According to him, the exploration stage is characterised by opening of the rain forest, mangrove swamps and sundry seismic activities, which he said are injurious to the local people, the waterways, wildlife, the fauna and flora.

“The opening of these areas invite a multiplicity of other invaders, such as illegal loggers, to plunder the resources of otherwise self-sustaining societies," he said.

According to the activist, "the exploitation stages as well as the transportation stages are more harmful. What with the criss-crossing of lands and creeks by petroleum pipelines, massive oil spills that are never adequately handled, pipeline explosions, and unbridled repression of the local people by security forces."

He averred that indiscriminate gas flaring has been the lot of the people of the Niger Delta for about 42 years now. "The effect of gas flaring has been traumatic continual noise, acid rain and retarded roofs and lung disease."
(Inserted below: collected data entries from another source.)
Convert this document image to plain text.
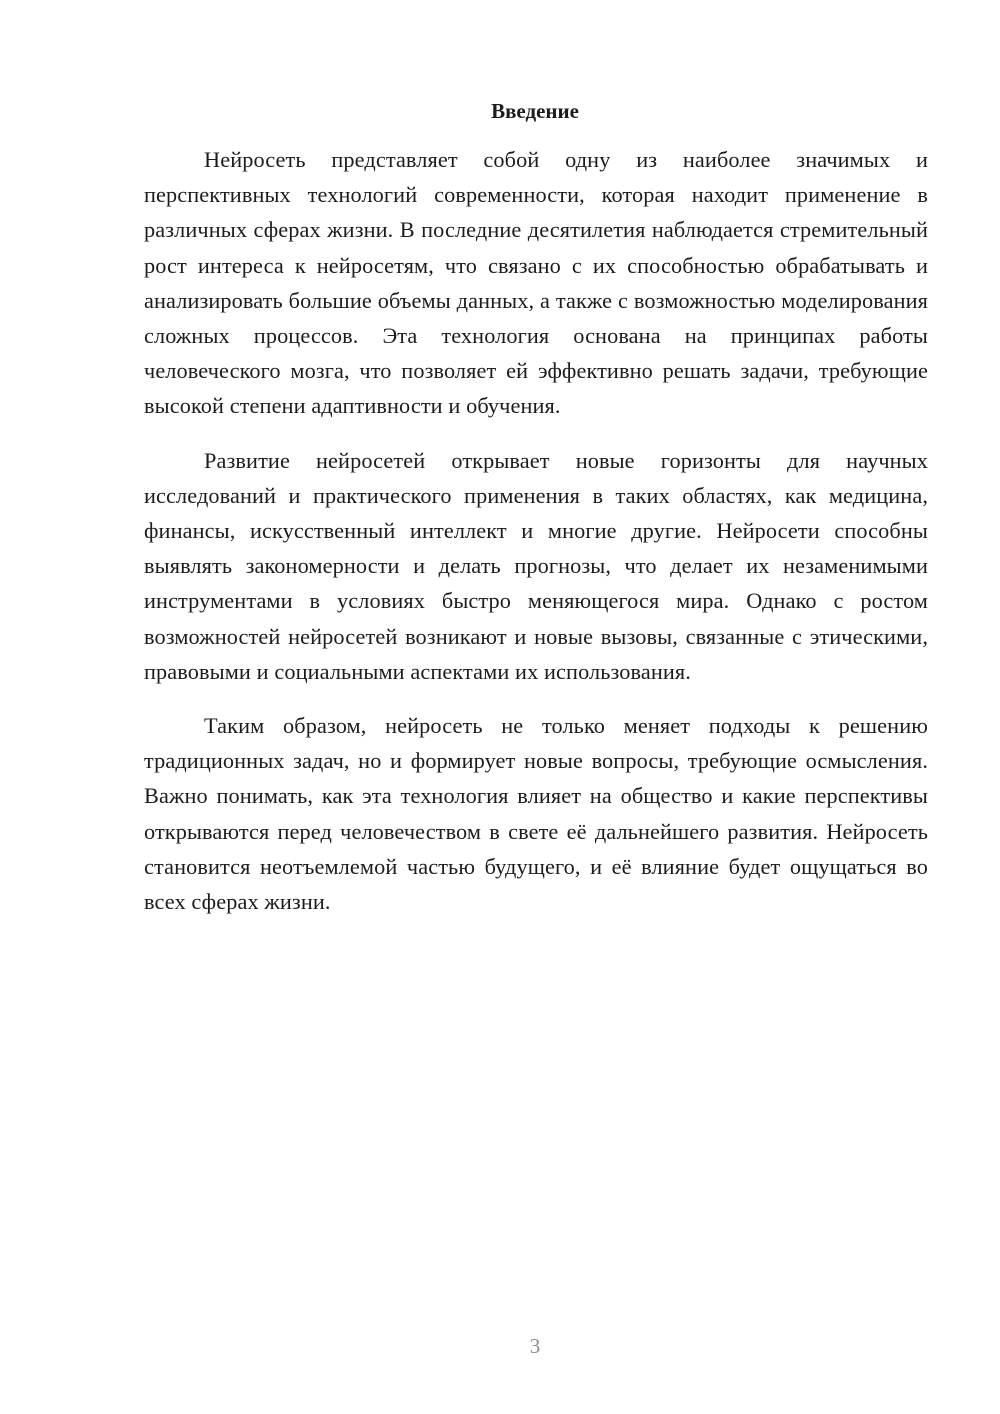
Введение

Нейросеть представляет собой одну из наиболее значимых и перспективных технологий современности, которая находит применение в различных сферах жизни. В последние десятилетия наблюдается стремительный рост интереса к нейросетям, что связано с их способностью обрабатывать и анализировать большие объемы данных, а также с возможностью моделирования сложных процессов. Эта технология основана на принципах работы человеческого мозга, что позволяет ей эффективно решать задачи, требующие высокой степени адаптивности и обучения.

Развитие нейросетей открывает новые горизонты для научных исследований и практического применения в таких областях, как медицина, финансы, искусственный интеллект и многие другие. Нейросети способны выявлять закономерности и делать прогнозы, что делает их незаменимыми инструментами в условиях быстро меняющегося мира. Однако с ростом возможностей нейросетей возникают и новые вызовы, связанные с этическими, правовыми и социальными аспектами их использования.

Таким образом, нейросеть не только меняет подходы к решению традиционных задач, но и формирует новые вопросы, требующие осмысления. Важно понимать, как эта технология влияет на общество и какие перспективы открываются перед человечеством в свете её дальнейшего развития. Нейросеть становится неотъемлемой частью будущего, и её влияние будет ощущаться во всех сферах жизни.

3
Bassey claimed that while 76 per cent of Nigerian children attend primary school, the percentage in the Niger Delta has dropped to 30 - 40 per cent. “Unemployment runs as high as 50 per cent in Port Harcourt, the most urbanised centre in the Niger Delta, a city that has the highest cost of living in Nigeria. Housing is in short supply and the occupancy average is four to six persons in a room measuring less than 10 sq meter. More than 50 persons may share a toilet in the average multi-family compounds, Bassey contended.
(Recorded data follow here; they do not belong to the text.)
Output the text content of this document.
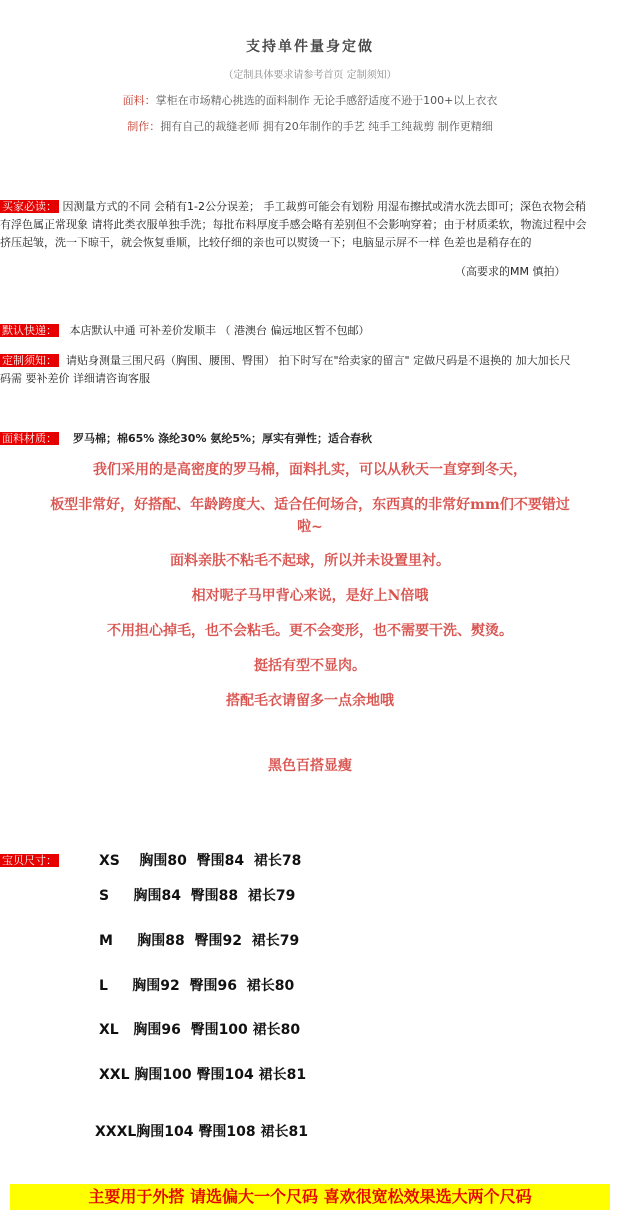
支持单件量身定做
（定制具体要求请参考首页 定制须知）
面料：掌柜在市场精心挑选的面料制作 无论手感舒适度不逊于100+以上衣衣
制作：拥有自己的裁缝老师 拥有20年制作的手艺 纯手工纯裁剪 制作更精细
买家必读： 因测量方式的不同 会稍有1-2公分误差； 手工裁剪可能会有划粉 用湿布擦拭或清水洗去即可；深色衣物会稍
有浮色属正常现象 请将此类衣服单独手洗；每批布料厚度手感会略有差别但不会影响穿着；由于材质柔软，物流过程中会
挤压起皱，洗一下晾干，就会恢复垂顺，比较仔细的亲也可以熨烫一下；电脑显示屏不一样 色差也是稍存在的
（高要求的MM 慎拍）
默认快递： 本店默认中通 可补差价发顺丰 （ 港澳台 偏远地区暂不包邮）
定制须知： 请贴身测量三围尺码（胸围、腰围、臀围） 拍下时写在"给卖家的留言" 定做尺码是不退换的 加大加长尺
码需 要补差价 详细请咨询客服
面料材质： 罗马棉；棉65% 涤纶30% 氨纶5%；厚实有弹性；适合春秋
我们采用的是高密度的罗马棉，面料扎实，可以从秋天一直穿到冬天，
板型非常好，好搭配、年龄跨度大、适合任何场合，东西真的非常好mm们不要错过
啦~
面料亲肤不粘毛不起球，所以并未设置里衬。
相对呢子马甲背心来说，是好上N倍哦
不用担心掉毛，也不会粘毛。更不会变形，也不需要干洗、熨烫。
挺括有型不显肉。
搭配毛衣请留多一点余地哦
黑色百搭显瘦
宝贝尺寸：	XS    胸围80  臀围84  裙长78
S     胸围84  臀围88  裙长79
M     胸围88  臀围92  裙长79
L     胸围92  臀围96  裙长80
XL   胸围96  臀围100 裙长80
XXL 胸围100 臀围104 裙长81
XXXL胸围104 臀围108 裙长81
主要用于外搭 请选偏大一个尺码 喜欢很宽松效果选大两个尺码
He, however, pointed out that climatic change results in greater rate of deforestation, saying this in turn leads to more climatic change. “It is a vicious cycle. Viewed the other way, climate change simply means greater poverty and deeper hunger for the people,” he argued.

Evidence provided by the environmentalist shows that the spectre of rising sea levels due to global warming is more ominous for the Niger Delta, naturally considered a subsidence-prone territory. Environmentalists in the region argue that the net rise in sea level will be excessive. Measurements at the site of a tank farm showed a subsidence rate of more than 2.5 centimetres a year. A one-meter rise in sea level could flood a land area as large as 18,000 sq. kilometre and force millions of people to relocate. It is estimated that up to 80 per cent of the population in such areas would have to relocate when this scenario plays itself out.

For now, studies have shown that because of the low gradient of Nigeria’s coastal zone, inundation due to sea-level rise may extend many kilometres inland and up to 100 kilometres in the Niger Delta. For instance, the Atlantic coastline of Lagos was reportedly between some two kilometres from the end of Marina in the early 1960s. Today, the walls are licking the edges of the road. This sort of incursion means that the entire Nigerian coastline is at great risk.